I leaned against him and laughed.

CHAPTER
29

It’s strange how I remember images, moments most of all. The alarm made everything blur together, but I remember the light shining oddly off Barbarian Mike’s and Trixie’s clasped hands as they were forced to surrender. I remember the confused look on one Kingsman’s face as he tried to cast me and Peter into a containment spell (they didn’t realize we were the victims at that point). I remember seeing one Kingsman, crouched down in front of me, seeing his mouth move as he said my name, realizing he
knew
my name, but not hearing it because that awful alarm was still screaming. He’d recognized me and convinced the others to stop trying to put us under arrest. Then he called for help for Peter. They took us into the palace, and I hobbled along until one of the Kingsmen shook his head and swooped me up in his arms. They took us into the small doctor’s office, and I remember waiting with Peter under the glaring lights and realizing that the alarms hadn’t followed us, that the pounding was coming from my own ears.

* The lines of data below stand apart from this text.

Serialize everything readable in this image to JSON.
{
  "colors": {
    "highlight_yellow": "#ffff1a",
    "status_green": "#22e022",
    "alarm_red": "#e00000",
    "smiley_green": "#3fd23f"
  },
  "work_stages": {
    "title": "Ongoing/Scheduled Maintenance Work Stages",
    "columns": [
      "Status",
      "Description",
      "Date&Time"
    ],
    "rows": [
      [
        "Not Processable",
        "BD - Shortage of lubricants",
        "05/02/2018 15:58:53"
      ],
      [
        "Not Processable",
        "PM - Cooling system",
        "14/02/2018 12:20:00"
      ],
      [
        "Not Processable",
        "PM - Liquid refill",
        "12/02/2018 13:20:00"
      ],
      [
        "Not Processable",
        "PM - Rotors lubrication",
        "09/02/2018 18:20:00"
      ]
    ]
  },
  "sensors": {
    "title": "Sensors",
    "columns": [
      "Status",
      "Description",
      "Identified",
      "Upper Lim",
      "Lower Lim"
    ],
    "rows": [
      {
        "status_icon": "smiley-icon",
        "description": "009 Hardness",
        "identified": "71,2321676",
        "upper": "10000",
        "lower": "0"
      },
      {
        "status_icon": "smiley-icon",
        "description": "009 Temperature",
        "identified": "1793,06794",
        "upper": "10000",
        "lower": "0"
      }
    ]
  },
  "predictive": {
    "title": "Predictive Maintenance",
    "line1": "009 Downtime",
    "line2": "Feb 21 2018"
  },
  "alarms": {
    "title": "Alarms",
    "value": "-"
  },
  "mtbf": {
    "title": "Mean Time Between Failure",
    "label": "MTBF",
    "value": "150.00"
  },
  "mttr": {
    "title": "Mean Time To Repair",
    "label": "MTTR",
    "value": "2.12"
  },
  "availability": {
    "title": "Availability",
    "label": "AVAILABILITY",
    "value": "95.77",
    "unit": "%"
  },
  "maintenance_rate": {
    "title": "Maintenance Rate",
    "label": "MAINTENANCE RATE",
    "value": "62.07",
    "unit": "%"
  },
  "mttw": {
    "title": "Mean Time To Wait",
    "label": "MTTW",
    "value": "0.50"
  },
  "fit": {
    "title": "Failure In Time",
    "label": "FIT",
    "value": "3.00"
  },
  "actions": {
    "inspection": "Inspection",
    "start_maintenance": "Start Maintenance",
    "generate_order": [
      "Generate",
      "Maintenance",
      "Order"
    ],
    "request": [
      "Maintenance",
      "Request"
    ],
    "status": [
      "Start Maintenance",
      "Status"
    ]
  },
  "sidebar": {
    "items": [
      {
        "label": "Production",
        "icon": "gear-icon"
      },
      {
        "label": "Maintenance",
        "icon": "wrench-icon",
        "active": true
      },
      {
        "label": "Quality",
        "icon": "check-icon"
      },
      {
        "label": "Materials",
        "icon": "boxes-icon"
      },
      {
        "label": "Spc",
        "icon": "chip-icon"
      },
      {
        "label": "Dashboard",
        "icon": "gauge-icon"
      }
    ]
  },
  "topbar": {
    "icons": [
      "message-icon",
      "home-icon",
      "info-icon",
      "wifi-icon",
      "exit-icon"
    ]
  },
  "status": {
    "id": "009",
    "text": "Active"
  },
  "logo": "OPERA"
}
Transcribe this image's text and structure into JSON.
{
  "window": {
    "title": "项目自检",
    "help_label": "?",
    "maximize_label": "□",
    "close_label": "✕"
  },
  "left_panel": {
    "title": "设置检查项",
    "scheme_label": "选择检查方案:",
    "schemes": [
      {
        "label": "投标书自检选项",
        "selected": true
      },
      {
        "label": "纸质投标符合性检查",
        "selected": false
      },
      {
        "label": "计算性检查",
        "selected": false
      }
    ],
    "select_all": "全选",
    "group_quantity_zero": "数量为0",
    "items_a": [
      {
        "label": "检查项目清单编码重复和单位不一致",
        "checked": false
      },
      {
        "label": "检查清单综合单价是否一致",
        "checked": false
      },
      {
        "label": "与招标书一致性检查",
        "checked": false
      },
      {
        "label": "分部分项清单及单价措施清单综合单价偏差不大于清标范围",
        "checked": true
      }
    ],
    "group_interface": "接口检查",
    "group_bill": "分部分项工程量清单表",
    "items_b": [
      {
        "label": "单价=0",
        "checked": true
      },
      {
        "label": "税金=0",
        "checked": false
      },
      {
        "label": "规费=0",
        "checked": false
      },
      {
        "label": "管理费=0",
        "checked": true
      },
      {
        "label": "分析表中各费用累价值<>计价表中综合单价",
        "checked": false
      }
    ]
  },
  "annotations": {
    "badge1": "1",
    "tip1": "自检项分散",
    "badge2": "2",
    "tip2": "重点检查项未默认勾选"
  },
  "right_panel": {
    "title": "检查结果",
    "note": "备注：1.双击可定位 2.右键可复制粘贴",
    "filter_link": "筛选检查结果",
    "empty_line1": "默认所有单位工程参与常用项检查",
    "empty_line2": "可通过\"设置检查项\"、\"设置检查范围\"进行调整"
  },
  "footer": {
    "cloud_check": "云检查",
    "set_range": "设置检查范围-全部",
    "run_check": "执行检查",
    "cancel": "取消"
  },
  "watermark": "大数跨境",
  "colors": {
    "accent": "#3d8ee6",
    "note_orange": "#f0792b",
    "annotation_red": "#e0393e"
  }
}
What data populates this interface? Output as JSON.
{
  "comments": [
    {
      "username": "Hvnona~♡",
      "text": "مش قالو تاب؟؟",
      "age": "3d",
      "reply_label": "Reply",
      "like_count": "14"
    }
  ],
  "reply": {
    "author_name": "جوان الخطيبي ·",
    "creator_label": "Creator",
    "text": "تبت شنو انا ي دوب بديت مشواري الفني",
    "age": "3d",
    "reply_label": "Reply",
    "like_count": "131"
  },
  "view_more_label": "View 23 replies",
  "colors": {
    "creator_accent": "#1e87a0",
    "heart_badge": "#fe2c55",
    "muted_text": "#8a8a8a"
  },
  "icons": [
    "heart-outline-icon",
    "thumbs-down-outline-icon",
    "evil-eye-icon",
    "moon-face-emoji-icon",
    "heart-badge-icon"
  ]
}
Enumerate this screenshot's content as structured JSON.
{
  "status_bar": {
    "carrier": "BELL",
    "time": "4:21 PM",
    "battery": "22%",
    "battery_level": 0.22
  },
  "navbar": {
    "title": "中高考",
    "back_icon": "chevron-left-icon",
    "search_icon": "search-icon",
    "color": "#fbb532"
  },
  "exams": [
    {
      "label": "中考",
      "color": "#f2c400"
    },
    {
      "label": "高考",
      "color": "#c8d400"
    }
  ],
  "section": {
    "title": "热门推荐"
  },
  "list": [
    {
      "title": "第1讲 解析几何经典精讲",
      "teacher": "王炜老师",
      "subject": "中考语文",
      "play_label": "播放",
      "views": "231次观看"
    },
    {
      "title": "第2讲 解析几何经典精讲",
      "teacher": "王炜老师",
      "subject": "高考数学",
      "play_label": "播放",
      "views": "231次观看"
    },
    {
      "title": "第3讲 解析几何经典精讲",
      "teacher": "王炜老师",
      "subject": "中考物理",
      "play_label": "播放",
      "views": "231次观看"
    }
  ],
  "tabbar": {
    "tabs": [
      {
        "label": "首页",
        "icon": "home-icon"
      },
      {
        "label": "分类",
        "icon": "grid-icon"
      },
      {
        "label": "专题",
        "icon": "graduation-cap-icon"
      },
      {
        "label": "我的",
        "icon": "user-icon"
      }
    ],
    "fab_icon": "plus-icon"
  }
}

We were barely there five minutes when Alexa burst in. She choked something out, I couldn’t hear what, and threw her arms around me.

“What do you think,” she finally managed, “what do you think I felt like, getting a call in the middle of the night that the school’s been attacked, and I show up to find out you’re not there?” And she started crying. I’d never seen Alexa cry. Mom and Dad said she hadn’t cried since she was sixteen, when she begged them not to send her back to school after summer break. “I found Becky, and we tore through the goblin conclaves—all of them in the city! I didn’t wait for permission, I didn’t even ask! I threatened—” She put her hands over her mouth and crumbled.

I hugged her; she hugged back until it hurt.

“Did you find the other kids? The ones that were taken?” I asked when she calmed.

Alexa nodded, and I could almost see her pulling herself back together. “Most of them.” Then she added, at seeing Peter’s blank look of horror, “They’re all
alive
. Fred was there. We got him back, he’s fine. But …” She paused for a very long time. “We’re still tracking down some of the other kids. The ones Trixie sold.”

“Fran?” I asked.

“Sold,” Peter said. He gripped my hand. “She was sold. I saw them take her away.”

Afterward, Alexa took us back to the school. She guided us past the police barriers, through the courtyard to the dining hall—me on piggyback because the doctor confirmed my ankle
was probably sprained and, after wrapping it up, told me to keep off it as much as possible.